Nous avons appris avec beaucoup d’émotion la disparition de Jean-Benoît MEYBECK mardi 21 avril dernier. Nous savions qu’il menait depuis de longs mois un combat contre une tumeur au cerveau mais la nouvelle de son décès nous a rempli de tristesse.
Nos pensées vont immédiatement à son épouse Mariam et ses 2 enfants Rose et Pierre.
Jean-Benoît est né le 29 janvier 1973 à Grenoble. D’abord graphiste, il était devenu un illustrateur et auteur de bandes dessinées. En 2012, il est exposé parmi les auteurs sélectionnés au concours Jeunes Talents du festival d’ Angoulême. Ses premiers projets publiés traitent de questions de société : les migrants et centres de rétention administrative (CRA), l’endoctrinement jihadiste ou encore l’agriculture biodynamique.
Conformément à l’engagement social de ses ouvrages, Jean-Benoît Meybeck s’investit également dans la défense des auteurs, d’abord avec le Collectif Autrices Auteurs en Action à partir de 2020, puis au comité de pilotage du groupement Bande Dessinée du Syndicat National des Auteurs et Compositeurs (SNAC). Dans un hommage, ses collègues du SNAC soulignent que « Jean-Benoît avait à cœur de partager à travers ses histoires, son sens critique aigu, en ramenant toujours aux faits et à la science. Toujours porteur d’un élan militant sincère et éthique, à l’image de l’homme d’action et de lutte qu’il était »

Jean-Benoît laisse une œuvre engagée, marquée par « ses valeurs humanistes et sa grande ouverture d’esprit envers le monde et autrui ». Ses premières œuvres s’inscrivent dans une veine documentaire et sociétale. Avec CRA : Centre de rétention administrative (2014), il aborde la question des migrants et des centres de rétention. Suivront des albums traitant de sujets sensibles comme l’endoctrinement jihadiste (Citra et Chamira : Quand j’étais jihadiste, 2021).
Car Jean-Benoît était aussi un militant pour le droit des migrants. Il participe très activement à la création en 2008 du collectif Tournefeuille Sans Papiers et sera à l’origine de son site internet. C’est en lien étroit avec les activités de ce collectif que naîtra la BD. CRA en 2014 puis en 2016 « Koko au pays des Toutous » destiné aux plus jeunes. « À quoi bon inventer des fictions, alors que le réel est si fort, si intéressant ? » expliquait-il dans une interview à l’occasion de la sortie de l’album C.R.A.

Dans une interview au Festival d’Angoulême, Jean-Benoît explique que le projet de la BD. CRA « a été conçu lors d’une manifestation avec le collectif Tournefeuille Sans Papiers. Nous participions à l’occurrence toulousaine de la campagne Open Access/Ouvrez les portes mise en œuvre par un collectif d’associations au niveau européen et africain.

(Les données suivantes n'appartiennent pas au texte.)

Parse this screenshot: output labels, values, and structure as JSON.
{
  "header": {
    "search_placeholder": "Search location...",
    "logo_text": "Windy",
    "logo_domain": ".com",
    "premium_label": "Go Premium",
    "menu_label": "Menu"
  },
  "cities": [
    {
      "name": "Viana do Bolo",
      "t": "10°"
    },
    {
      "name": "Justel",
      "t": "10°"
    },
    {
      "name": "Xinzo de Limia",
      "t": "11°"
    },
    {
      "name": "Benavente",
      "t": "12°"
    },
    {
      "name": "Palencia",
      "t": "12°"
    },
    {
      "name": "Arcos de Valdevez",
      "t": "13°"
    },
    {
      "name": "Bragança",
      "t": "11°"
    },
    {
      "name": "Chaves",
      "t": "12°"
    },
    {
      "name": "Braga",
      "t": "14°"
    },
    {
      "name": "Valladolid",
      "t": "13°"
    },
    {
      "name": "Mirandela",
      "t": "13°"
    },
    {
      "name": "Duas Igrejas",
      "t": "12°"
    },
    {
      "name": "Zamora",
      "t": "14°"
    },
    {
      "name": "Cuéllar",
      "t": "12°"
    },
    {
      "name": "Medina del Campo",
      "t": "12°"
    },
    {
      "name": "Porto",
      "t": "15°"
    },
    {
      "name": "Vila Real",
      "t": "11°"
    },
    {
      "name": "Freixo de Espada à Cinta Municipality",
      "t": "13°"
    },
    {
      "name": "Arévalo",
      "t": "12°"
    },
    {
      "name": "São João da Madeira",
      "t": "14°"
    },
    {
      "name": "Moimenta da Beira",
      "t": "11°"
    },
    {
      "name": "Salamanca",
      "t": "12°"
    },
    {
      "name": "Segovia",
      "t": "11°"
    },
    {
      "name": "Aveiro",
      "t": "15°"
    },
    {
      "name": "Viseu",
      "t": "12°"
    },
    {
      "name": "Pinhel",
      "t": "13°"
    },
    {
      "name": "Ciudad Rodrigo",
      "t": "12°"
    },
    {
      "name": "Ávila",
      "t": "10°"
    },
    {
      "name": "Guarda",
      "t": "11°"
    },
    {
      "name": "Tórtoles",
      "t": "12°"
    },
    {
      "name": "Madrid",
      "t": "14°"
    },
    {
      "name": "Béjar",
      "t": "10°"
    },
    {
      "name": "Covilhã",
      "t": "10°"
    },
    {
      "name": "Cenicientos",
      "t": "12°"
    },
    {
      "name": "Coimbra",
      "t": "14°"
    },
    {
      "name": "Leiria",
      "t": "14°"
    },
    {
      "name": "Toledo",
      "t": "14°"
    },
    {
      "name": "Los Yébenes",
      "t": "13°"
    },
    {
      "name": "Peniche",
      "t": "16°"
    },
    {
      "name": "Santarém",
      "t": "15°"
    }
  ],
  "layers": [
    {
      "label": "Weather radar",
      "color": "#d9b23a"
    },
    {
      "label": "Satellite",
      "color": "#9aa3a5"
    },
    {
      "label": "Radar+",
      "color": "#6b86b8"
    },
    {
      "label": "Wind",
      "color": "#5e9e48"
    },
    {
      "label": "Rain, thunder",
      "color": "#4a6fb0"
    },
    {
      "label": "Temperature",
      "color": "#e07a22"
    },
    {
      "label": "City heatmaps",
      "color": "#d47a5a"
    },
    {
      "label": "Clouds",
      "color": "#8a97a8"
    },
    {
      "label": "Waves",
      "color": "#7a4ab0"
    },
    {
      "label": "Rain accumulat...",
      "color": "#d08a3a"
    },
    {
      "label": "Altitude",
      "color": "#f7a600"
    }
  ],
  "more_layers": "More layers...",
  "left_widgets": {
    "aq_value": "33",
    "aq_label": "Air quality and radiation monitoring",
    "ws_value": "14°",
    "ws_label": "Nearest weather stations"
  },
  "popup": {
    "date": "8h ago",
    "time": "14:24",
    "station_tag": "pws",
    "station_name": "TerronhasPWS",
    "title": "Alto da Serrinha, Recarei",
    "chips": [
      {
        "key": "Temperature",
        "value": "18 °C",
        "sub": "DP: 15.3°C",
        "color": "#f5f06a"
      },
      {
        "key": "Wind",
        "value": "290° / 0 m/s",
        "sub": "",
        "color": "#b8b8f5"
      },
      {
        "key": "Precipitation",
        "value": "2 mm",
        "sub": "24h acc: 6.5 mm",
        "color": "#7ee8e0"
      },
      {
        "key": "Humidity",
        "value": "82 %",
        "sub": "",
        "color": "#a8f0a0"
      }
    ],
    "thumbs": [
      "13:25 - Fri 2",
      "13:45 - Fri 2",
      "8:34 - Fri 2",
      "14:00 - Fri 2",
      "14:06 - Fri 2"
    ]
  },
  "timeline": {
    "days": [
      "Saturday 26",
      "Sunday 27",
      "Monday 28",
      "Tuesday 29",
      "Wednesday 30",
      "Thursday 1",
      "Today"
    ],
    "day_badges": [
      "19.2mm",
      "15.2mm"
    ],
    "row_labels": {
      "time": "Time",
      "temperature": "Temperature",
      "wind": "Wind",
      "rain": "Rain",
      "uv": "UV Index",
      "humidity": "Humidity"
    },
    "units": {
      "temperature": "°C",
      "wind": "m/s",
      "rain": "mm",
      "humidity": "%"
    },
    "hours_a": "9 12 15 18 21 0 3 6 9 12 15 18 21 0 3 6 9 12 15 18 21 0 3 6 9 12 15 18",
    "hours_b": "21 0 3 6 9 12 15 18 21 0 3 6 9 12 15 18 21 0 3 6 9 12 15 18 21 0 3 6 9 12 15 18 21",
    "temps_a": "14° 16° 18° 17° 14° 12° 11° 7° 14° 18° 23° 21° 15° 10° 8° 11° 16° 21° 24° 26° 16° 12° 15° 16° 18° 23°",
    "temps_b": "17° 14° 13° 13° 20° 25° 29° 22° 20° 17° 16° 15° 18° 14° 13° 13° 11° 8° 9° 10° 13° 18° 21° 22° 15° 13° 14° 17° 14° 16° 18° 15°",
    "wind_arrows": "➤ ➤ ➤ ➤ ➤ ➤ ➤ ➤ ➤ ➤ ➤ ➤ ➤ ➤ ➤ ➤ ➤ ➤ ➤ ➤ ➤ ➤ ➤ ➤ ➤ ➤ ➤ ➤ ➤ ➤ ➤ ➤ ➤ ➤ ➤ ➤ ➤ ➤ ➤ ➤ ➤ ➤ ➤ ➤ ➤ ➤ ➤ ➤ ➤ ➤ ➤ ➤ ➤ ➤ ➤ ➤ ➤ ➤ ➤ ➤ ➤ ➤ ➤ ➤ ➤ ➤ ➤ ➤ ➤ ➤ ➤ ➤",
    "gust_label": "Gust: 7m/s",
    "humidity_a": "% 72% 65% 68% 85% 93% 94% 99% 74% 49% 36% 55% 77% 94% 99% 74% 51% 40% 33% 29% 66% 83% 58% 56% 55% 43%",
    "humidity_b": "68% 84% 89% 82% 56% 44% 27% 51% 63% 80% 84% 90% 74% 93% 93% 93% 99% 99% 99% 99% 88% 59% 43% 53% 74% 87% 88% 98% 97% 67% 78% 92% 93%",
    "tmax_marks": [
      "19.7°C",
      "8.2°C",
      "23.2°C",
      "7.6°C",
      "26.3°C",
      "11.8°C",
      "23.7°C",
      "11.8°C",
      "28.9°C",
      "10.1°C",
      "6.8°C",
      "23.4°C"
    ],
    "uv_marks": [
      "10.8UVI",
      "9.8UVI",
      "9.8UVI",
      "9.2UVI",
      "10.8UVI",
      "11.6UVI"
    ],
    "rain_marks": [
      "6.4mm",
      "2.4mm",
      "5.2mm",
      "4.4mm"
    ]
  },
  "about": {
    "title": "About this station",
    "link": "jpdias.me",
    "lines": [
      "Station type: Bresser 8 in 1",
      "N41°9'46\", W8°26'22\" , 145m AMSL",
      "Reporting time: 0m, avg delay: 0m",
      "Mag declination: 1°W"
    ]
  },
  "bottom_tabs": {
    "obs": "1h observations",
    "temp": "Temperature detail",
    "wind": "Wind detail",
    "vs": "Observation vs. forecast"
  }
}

Le but de cette campagne est d’informer les citoyens sur l’existence des centres de rétention pour migrants, et des conditions de rétention des migrants qui rappelons-le, ne sont ni des délinquants ni des criminels.

Les associations ont écrit au fur et à mesure les comptes rendus de leurs expériences durant la campagne. Cette dernière a été aussi l’occasion de récupérer des témoignages de migrants, soit au parloir, soit par le truchement de la Cimade (une association d’aide aux migrants qui a un bureau dans le centre de rétention), soit par le biais de personnes connues des associations pour être passées par le centre. À la fin de la campagne au CRA de Cornebarrieu/Toulouse, nous nous sommes demandé comment faire connaître aux citoyens français et européens ce que nous avons découvert là. C’est à ce moment que j’ai proposé de réaliser une bande dessinée, puisque j’en faisais déjà en amateur et que je tentais de me professionnaliser dans ce domaine. Après, je me suis senti tenu par ma parole, et j’ai donc mené le projet à bien ».
Le CRA de Cornebarrieu existe toujours, les conditions de rétention se dégradent et les droits des migrants sont souvent bafoués comme en témoignent la CIMADE et le Cercle des Voisins de Cornebarrieu.
Alors, le combat que Jean-Benoît a initié avec nous au collectif Tournefeuille Sans Papiers reste toujours d’actualité. Nous continuerons à le mener hélas sans lui mais avec son souvenir gravé au cœur.